Companies hang on to the hope that it will happen to them. And it could. Just ask the advertising executives of Pirelli tires or Magnum condoms.

Surely, neither company expected to land on the list of products plugged by star rappers. The lyrical publicity is usually reserved for formidable designer brand like Cristal champagne and Dolce & Gabbana couture. But 50 Cent, in a track from his 2002 release “Get Rich or Die Tryin,” claims that a new set of Pirellis would look “mean” on his 22-inch rims. And in his recent single, “Can’t Let You Go,” Fabolous worries that his “wifey” will find a Magnum wrapper somewhere other than the couple’s own bedroom.

While some artists still draw from personal experiences or from social issues to crank out chart toppers, many of the most visible rappers have traded baring their souls for showcasing their “bling.”

The implications of this trend are obvious. If a rapper praises a product in a song that dominates radio and television airwaves, the brand gets a seal of fashion approval. But TRL heavyweights like Beyonce, who drop the names of nine different brands in her remix of 50 Cent’s “In Da Club,” hardly need to negotiate product-placement deals to pay the bills.

In fact, it seems that the publicity these companies get from rappers is random, unwarranted and free. In an article on MTV.com, Roc-A-Fella records co-founder Damon Dash points out that “once you get that powerful that someone wants to pay me to do something, [you] don’t need it.” Business executives do not have the capital to buy rappers’ endorsements – when Beyonce can hardly catch her breath between mentions of Manolo Blahnik, Jimmy Choo, Zinati’s Diamonds, Marc Jacobs, Louis Vuitton, Pucci, Chanel, Bailey Banks and Biddle and Bailey’s Irish Cream, she’s just showing off.

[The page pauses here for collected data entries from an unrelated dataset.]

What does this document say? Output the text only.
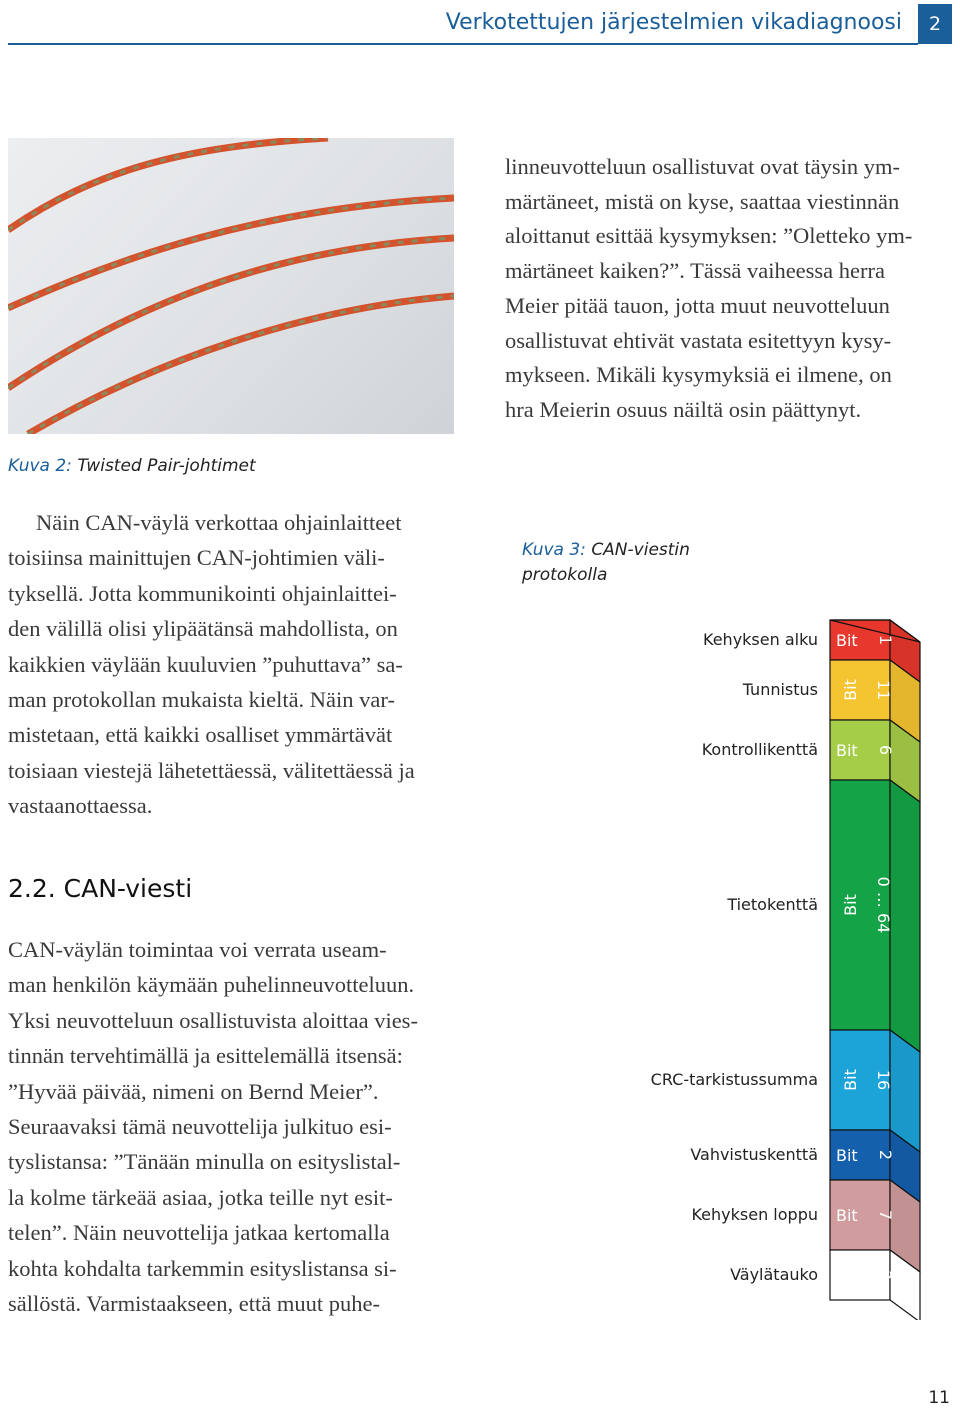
Verkotettujen järjestelmien vikadiagnoosi	2
Kuva 2: Twisted Pair-johtimet
linneuvotteluun osallistuvat ovat täysin ym-
märtäneet, mistä on kyse, saattaa viestinnän
aloittanut esittää kysymyksen: ”Oletteko ym-
märtäneet kaiken?”. Tässä vaiheessa herra
Meier pitää tauon, jotta muut neuvotteluun
osallistuvat ehtivät vastata esitettyyn kysy-
mykseen. Mikäli kysymyksiä ei ilmene, on
hra Meierin osuus näiltä osin päättynyt.
Näin CAN-väylä verkottaa ohjainlaitteet
toisiinsa mainittujen CAN-johtimien väli-
tyksellä. Jotta kommunikointi ohjainlaittei-
den välillä olisi ylipäätänsä mahdollista, on
kaikkien väylään kuuluvien ”puhuttava” sa-
man protokollan mukaista kieltä. Näin var-
mistetaan, että kaikki osalliset ymmärtävät
toisiaan viestejä lähetettäessä, välitettäessä ja
vastaanottaessa.
2.2. CAN-viesti
CAN-väylän toimintaa voi verrata useam-
man henkilön käymään puhelinneuvotteluun.
Yksi neuvotteluun osallistuvista aloittaa vies-
tinnän tervehtimällä ja esittelemällä itsensä:
”Hyvää päivää, nimeni on Bernd Meier”.
Seuraavaksi tämä neuvottelija julkituo esi-
tyslistansa: ”Tänään minulla on esityslistal-
la kolme tärkeää asiaa, jotka teille nyt esit-
telen”. Näin neuvottelija jatkaa kertomalla
kohta kohdalta tarkemmin esityslistansa si-
sällöstä. Varmistaakseen, että muut puhe-
Kuva 3: CAN-viestin
protokolla
Kehyksen alku Bit 1
Tunnistus Bit 11
Kontrollikenttä Bit 6
Tietokenttä Bit 0 … 64
CRC-tarkistussumma Bit 16
Vahvistuskenttä Bit 2
Kehyksen loppu Bit 7
Väylätauko Bit 3
11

From Courvoisier to Escalades, rappers really do own all the elements of posh culture, and in bulk. But, like many celebrities, extravagantly successful rappers function in an atmosphere billions of dollars away from the world in which most of their fans live.

According to the Recording Industry Association of America, rap music replaced pop music as the second most popular genre in the country last year. The 13.8 percent of music buyers who chose rap in 2002 included young people, urban people and middle-class people.

For the most part, the people who are buying and listening to rap music are not the people who are purchasing luxury goods. The advertising executives of companies like Prada and Cadillac don’t bother to target anyone besides the economic elite, so why do rappers choose to promote the most expensive products on the market to their audience?

The frequent appearance of brand names in rap represents the complete turnaround that music’s role in society has made over the past few decades. Politics and other social issues were the main subjects of musical messages throughout the ’60s and into the ’70s. Above all, the most popular artists of the era strove to be relevant to the feelings of an excited population and the zeitgeist of a changing culture. But the evolution towards materialism that rap reveals shows that while music continues to preach to the majority, it caters only to the minority. But the minority – namely, the richest people in the country – isn’t listening.

Admittedly, rappers have not sold fewer albums because they wax poetic about a lifestyle that is out of their audience’s reach. Though the music may not have much to do with them, people will not abandon it. But one thing is undeniable: no matter what an artist says at the awards show podium, music is no longer exclusively made for the fans.